The taxes are done, the house is clean, the sun is shining. I’ve been back to the gym after a week of repelling Viral Invaders. I am full of tea and a bit of the Easter chocolate that Nicola’s father sent us. I am pondering a new screenplay idea that fell into my head while I was washing dishes this morning. I have U2 tickets for the US fall tour. I am reading Pilgrim at Tinker Creek. I have watched three movies this week.
When I was in my teens and early 20’s, I imagined a Big Life for myself. And I’m having it; I just didn’t know that the real payoff of big risk and hard work would be the saturation and joy of these moments that I would have called small back then.
I just ran across a similar sentiment recently: http://christinekane.com/blog/the-boringness-of-success/
I’ll admit that I’m pretty much done with ambition. I used to have careerist goals, now I just want to cross the threshold where I can have my comfortable little life laying around the house with my wife and dog. I’d retire tomorrow if I thought it was at all possible to not run out of money. The simplest of pleasures have turned out to be plenty for me.

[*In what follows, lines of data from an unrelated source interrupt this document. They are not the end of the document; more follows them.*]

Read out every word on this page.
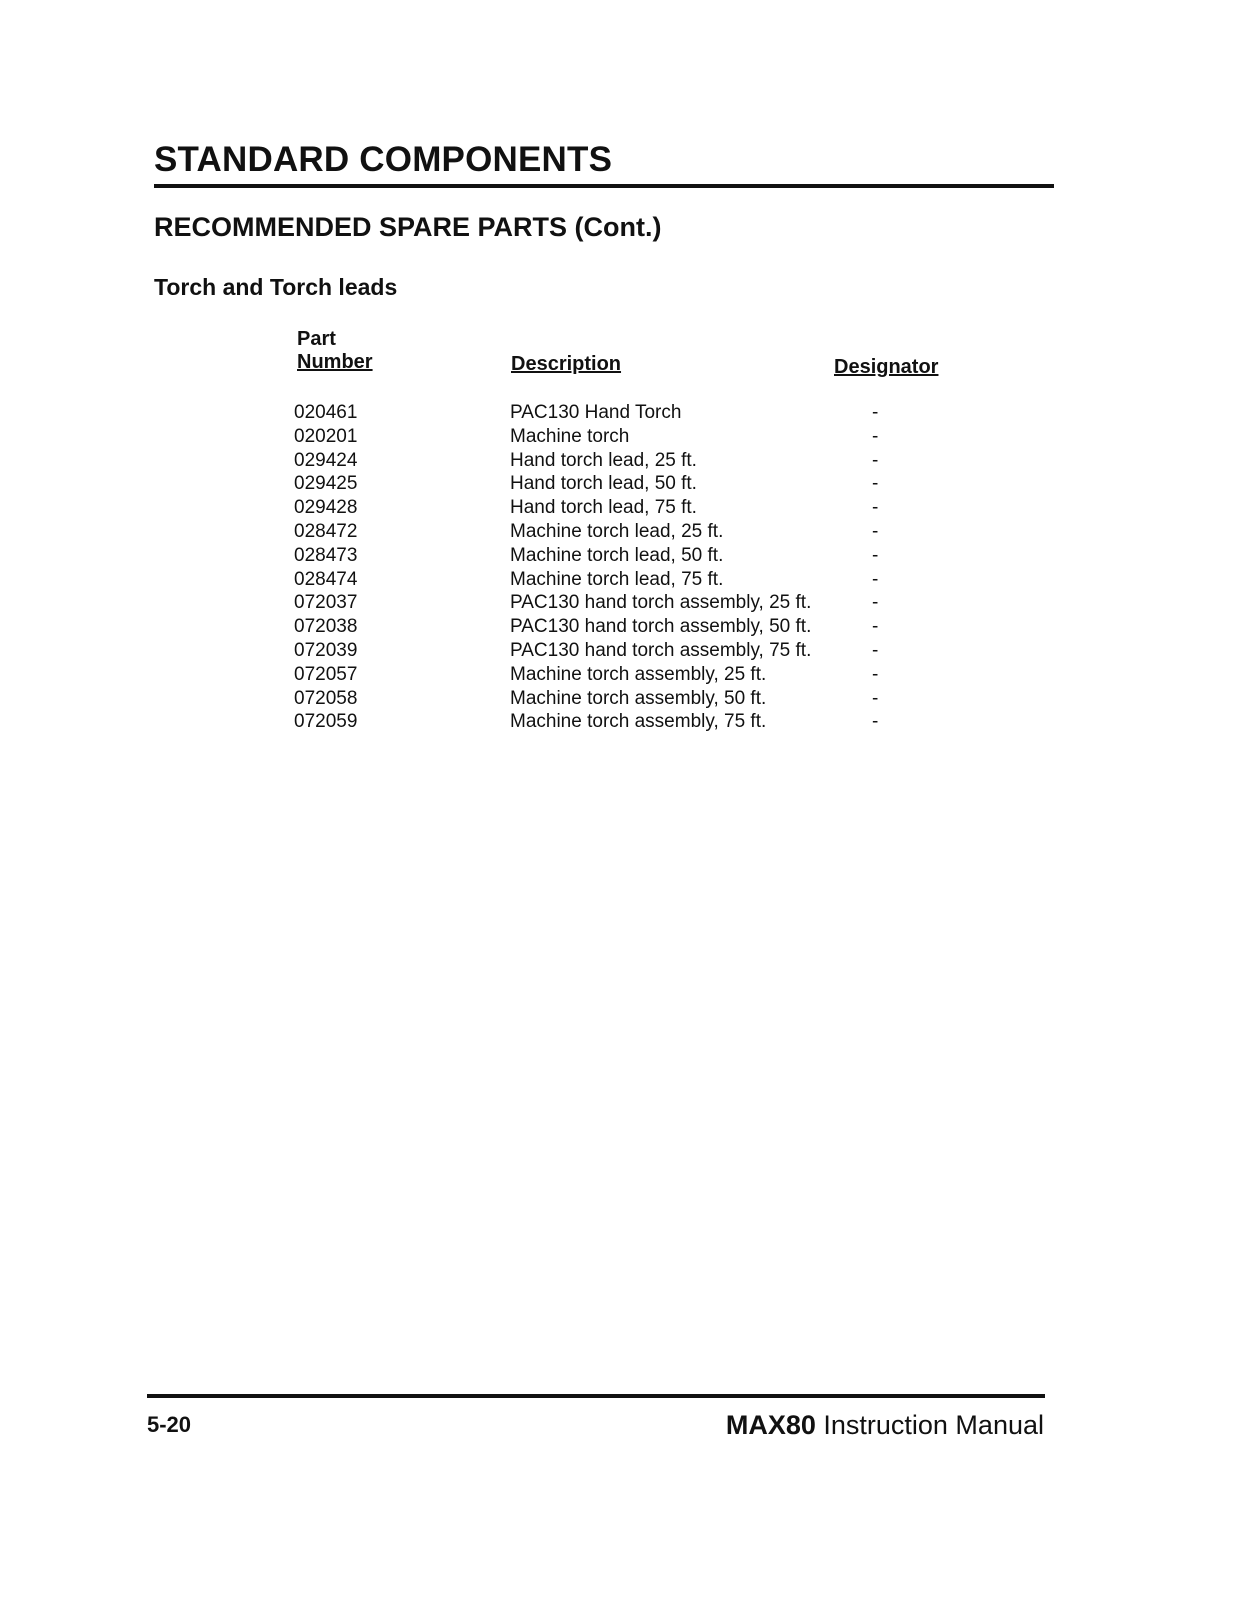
STANDARD COMPONENTS
RECOMMENDED SPARE PARTS (Cont.)
Torch and Torch leads
Part
Number	Description	Designator
020461	PAC130 Hand Torch	-
020201	Machine torch	-
029424	Hand torch lead, 25 ft.	-
029425	Hand torch lead, 50 ft.	-
029428	Hand torch lead, 75 ft.	-
028472	Machine torch lead, 25 ft.	-
028473	Machine torch lead, 50 ft.	-
028474	Machine torch lead, 75 ft.	-
072037	PAC130 hand torch assembly, 25 ft.	-
072038	PAC130 hand torch assembly, 50 ft.	-
072039	PAC130 hand torch assembly, 75 ft.	-
072057	Machine torch assembly, 25 ft.	-
072058	Machine torch assembly, 50 ft.	-
072059	Machine torch assembly, 75 ft.	-
5-20	MAX80 Instruction Manual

Sometimes it seems like I don’t know I’m happy until afterward. It’s good to feel happy right when you are, so good for you.
“I just didnât know that the real payoff of big risk and hard work would be the saturation and joy of these moments that I would have called small back then.”
….Amen!!! 🙂
The wet clouds wash the Peaks and then sunshine sweeps the geraniums in my east window. The taste of a cafe mocha shared with my girlfriend at the coffeehouse still lingers. I’m filling out the forms to take the job at the fire lookout east of town and it amuses me to put “Annie Dillard” into the blank place that wants you to name colleagues and friends. It’s only a slight fiction. Oh alright, I’ll do it right…but later, after I’ve added the names of other fellow seekers of “saturation and joy.” Edward Abbey, Penelope Lively, Mary Oliver, Kelley Eskridge…
Living your own life, your own way. Wasn’t that really the big dream in its essence at 15 and 22?
The difference is now you’re home. On most days, don’t you just want to do a joyous backflip, giggling how you are the luckiest girl in the world?